Huitièmement, la répartition des responsabilités en matière de dommages, incluant les procédures de dépôt de garantie, le délai de réclamation et le processus de déduction détaillée, doit être précisée. Neuvièmement, la politique d'annulation applicable — précisant les conditions de remboursement total, partiel ou nul selon le délai d'annulation par rapport à la période de location — est essentielle pour les deux parties. Dixièmement, le règlement de la maison couvrant le bruit, les heures de silence, le stationnement, l'utilisation des équipements extérieurs, les règles relatives au quai et aux embarcations (le cas échéant), le recyclage et les activités interdites (comme les grandes fêtes ou la sous-location) protège la propriété et le voisinage.
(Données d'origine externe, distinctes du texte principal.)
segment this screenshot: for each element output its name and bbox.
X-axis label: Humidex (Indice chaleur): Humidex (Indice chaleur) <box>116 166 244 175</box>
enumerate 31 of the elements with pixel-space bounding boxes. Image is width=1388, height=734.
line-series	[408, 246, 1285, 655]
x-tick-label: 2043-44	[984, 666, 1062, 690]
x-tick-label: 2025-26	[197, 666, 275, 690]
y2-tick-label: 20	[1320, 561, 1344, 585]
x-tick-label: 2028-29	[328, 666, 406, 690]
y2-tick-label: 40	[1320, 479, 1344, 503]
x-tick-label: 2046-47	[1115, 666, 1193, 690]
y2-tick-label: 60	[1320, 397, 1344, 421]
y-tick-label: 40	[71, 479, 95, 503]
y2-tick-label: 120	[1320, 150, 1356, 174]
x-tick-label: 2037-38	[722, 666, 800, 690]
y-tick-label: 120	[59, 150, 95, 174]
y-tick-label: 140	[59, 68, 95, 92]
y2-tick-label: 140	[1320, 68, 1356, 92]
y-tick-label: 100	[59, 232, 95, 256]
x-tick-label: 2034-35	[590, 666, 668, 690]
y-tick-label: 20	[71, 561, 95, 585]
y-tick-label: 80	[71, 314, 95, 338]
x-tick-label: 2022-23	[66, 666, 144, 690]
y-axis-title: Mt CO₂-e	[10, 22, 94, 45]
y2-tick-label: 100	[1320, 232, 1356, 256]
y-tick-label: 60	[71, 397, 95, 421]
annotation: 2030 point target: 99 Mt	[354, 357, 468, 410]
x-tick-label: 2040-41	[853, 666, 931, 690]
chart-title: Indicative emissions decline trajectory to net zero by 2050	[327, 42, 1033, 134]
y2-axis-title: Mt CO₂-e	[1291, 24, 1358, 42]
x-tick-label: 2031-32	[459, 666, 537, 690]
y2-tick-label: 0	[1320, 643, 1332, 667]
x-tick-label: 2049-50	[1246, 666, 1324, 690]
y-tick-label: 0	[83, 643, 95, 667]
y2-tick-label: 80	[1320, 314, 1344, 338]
Onzièmement, le numéro d'enregistrement CITQ requis pour les exploitants commerciaux doit être inclus. Douzièmement, la clause de droit applicable désignant le droit civil québécois et la juridiction du tribunal local offre clarté en matière de résolution des différends. Enfin, une clause de bonne foi fondée sur l'art. 1375 C.c.Q. garantit que les deux parties abordent la relation locative avec honnêteté et transparence tout au long de la période de location. La clause de droit applicable précise que le présent bail est régi par les lois de la province de Québec, conformément aux art. 1851-1891 C.c.Q., et que les tribunaux civils québécois ont compétence exclusive pour trancher tout litige en découlant. En vertu du droit québécois, toute disposition du présent accord contrevenant à une règle d'ordre public sera réputée nulle et non avenue, tandis que les dispositions restantes continueront à s'appliquer dans toute leur force et vigueur. Les parties conviennent que tout différend qui ne peut être résolu à l'amiable sera soumis au tribunal civil québécois compétent ayant juridiction ratione materiae et ratione valoris, que ce soit la Cour du Québec (Division des petites créances pour les montants jusqu'à 15 000 $, ou la division civile ordinaire) ou la Cour supérieure du Québec pour les affaires de valeur plus élevée.